« L’homme est perpétuellement à la recherche d’informations. C’est pour lui une façon de comprendre l’univers dans lequel il vit. Il va donc enchaîner les expériences physiques et intellectuelles pour combler ce besoin. [...] [Le jeu vidéo] nous fait tenir un rôle central dans la mise en scène qui nous est proposée puisque nous jouons un personnage dans un univers aux règles qui lui sont propres. Chaque jeu réinvente notre importance, nos possibilités, nos pouvoirs, nos limites et notre raison d’être. Devenant un dieu, un cube, un malfrat, un sportif, un vaisseau spatial, un hérisson bleu ou un super-héros, nous sommes confrontés à une physique particulière, à une logique particulière. Nous recommençons alors l’inlassable travail de récupération d’informations. Car nous devons rassembler le plus d’éléments possible, le plus vite possible, sur le monde visuel qui nous entoure. » (La première lampe, CHAZumaru, dans le magazine Gaming nº003 – janvier 2004)
Extrait de l’un des plus merveilleux textes sur le jeu vidéo que j’ai lus jusqu’à présent. Il va me permettre d’aborder aujourd’hui l’un des points les plus intéressants du jeu vidéo : l’expérience de renaissance.

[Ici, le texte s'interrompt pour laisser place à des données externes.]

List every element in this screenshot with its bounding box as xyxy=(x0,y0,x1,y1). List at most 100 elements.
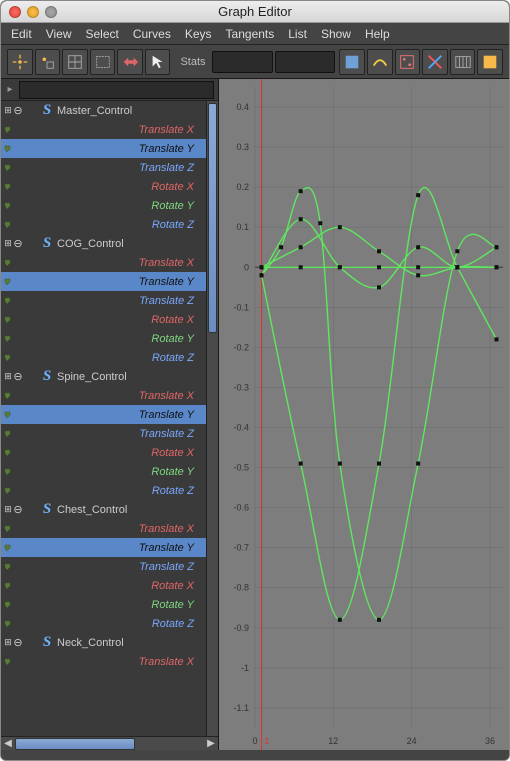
frame-all-icon[interactable] xyxy=(339,49,365,75)
outliner-node[interactable]: ⊞⊖SSpine_Control xyxy=(1,367,206,386)
collapse-icon[interactable]: ⊖ xyxy=(13,370,23,383)
menu-list[interactable]: List xyxy=(288,27,307,41)
hscroll-right-icon[interactable]: ▶ xyxy=(204,738,218,750)
stats-value-input[interactable] xyxy=(275,51,336,73)
menu-show[interactable]: Show xyxy=(321,27,351,41)
clamped-tangent-icon[interactable] xyxy=(422,49,448,75)
collapse-icon[interactable]: ⊖ xyxy=(13,636,23,649)
attribute-row[interactable]: Translate Y xyxy=(1,139,206,158)
key-pin-icon[interactable] xyxy=(3,448,13,458)
key-pin-icon[interactable] xyxy=(3,600,13,610)
outliner-hscrollbar[interactable]: ◀ ▶ xyxy=(1,736,218,750)
menu-curves[interactable]: Curves xyxy=(133,27,171,41)
attribute-row[interactable]: Translate X xyxy=(1,253,206,272)
key-pin-icon[interactable] xyxy=(3,182,13,192)
key-pin-icon[interactable] xyxy=(3,581,13,591)
attribute-row[interactable]: Translate X xyxy=(1,120,206,139)
outliner-vscrollbar[interactable] xyxy=(206,101,218,736)
svg-text:0: 0 xyxy=(252,736,257,746)
outliner-node[interactable]: ⊞⊖SCOG_Control xyxy=(1,234,206,253)
attribute-row[interactable]: Translate Y xyxy=(1,272,206,291)
key-pin-icon[interactable] xyxy=(3,467,13,477)
retime-tool-icon[interactable] xyxy=(117,49,143,75)
attribute-row[interactable]: Rotate X xyxy=(1,576,206,595)
graph-view[interactable]: -1.1-1-0.9-0.8-0.7-0.6-0.5-0.4-0.3-0.2-0… xyxy=(219,79,509,750)
key-pin-icon[interactable] xyxy=(3,315,13,325)
select-tool-icon[interactable] xyxy=(145,49,171,75)
key-pin-icon[interactable] xyxy=(3,125,13,135)
key-pin-icon[interactable] xyxy=(3,410,13,420)
attribute-row[interactable]: Translate Z xyxy=(1,557,206,576)
attribute-label: Translate Y xyxy=(19,542,206,554)
key-pin-icon[interactable] xyxy=(3,353,13,363)
key-pin-icon[interactable] xyxy=(3,201,13,211)
menu-tangents[interactable]: Tangents xyxy=(226,27,275,41)
expand-icon[interactable]: ⊞ xyxy=(3,637,13,648)
key-pin-icon[interactable] xyxy=(3,258,13,268)
region-tool-icon[interactable] xyxy=(90,49,116,75)
attribute-row[interactable]: Translate Z xyxy=(1,291,206,310)
expand-icon[interactable]: ⊞ xyxy=(3,105,13,116)
auto-tangent-icon[interactable] xyxy=(367,49,393,75)
key-pin-icon[interactable] xyxy=(3,296,13,306)
attribute-row[interactable]: Translate Y xyxy=(1,538,206,557)
attribute-row[interactable]: Rotate X xyxy=(1,310,206,329)
expand-icon[interactable]: ⊞ xyxy=(3,371,13,382)
attribute-row[interactable]: Rotate Z xyxy=(1,215,206,234)
menu-edit[interactable]: Edit xyxy=(11,27,32,41)
expand-icon[interactable]: ⊞ xyxy=(3,504,13,515)
attribute-row[interactable]: Rotate Y xyxy=(1,196,206,215)
menu-select[interactable]: Select xyxy=(85,27,118,41)
collapse-icon[interactable]: ⊖ xyxy=(13,104,23,117)
attribute-row[interactable]: Rotate X xyxy=(1,177,206,196)
key-pin-icon[interactable] xyxy=(3,391,13,401)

Quiconque a déjà joué à un jeu vidéo, ne serait-ce qu’une seule fois, connaît cette expérience. Lorsque nous commençons un jeu, nous testons les capacités du personnage que nous incarnons, ainsi que l’environnement dans lequel il évolue : que se passe-t-il si j’appuie sur ce bouton ? que se passe-t-il si j’attrape ce champignon ?
Car un jeu vidéo nous immerge dans un nouveau monde, dans « un univers aux règles qui lui sont propres », avec « une logique particulière ». Et il se passe en somme exactement la même chose que lorsque nous naissons : hauts de seulement quelques dizaines de centimètres, nous débarquons dans un monde hostile dont nous allons devoir apprendre le fonctionnement.
Mais le temps passe et la logique que nous avons apprise se solidifie. L’esprit se borne et devient rigide. Les jeux vidéo nous offrent la possibilité inédite de briser cette rigidité pour tenter une approche différente et nouvelle, de découvrir d’autres logiques que celle à laquelle nous sommes habitués. Et il me semble que, loin d’être « abrutissante », c’est au contraire une expérience extrêmement formatrice et enrichissante.
Et cette expérience est liée à une seconde, qui nous apprend autre chose : nous pouvons toujours nous en sortir. Aussi étrange que soit le monde dans lequel nous évoluons, aussi insurmontables que puissent paraître les situations auxquelles nous sommes parfois confrontés, il y a toujours une solution, et cette dernière ne dépend que de nous. Les jeux vidéo cultivent l’esprit d’indépendance.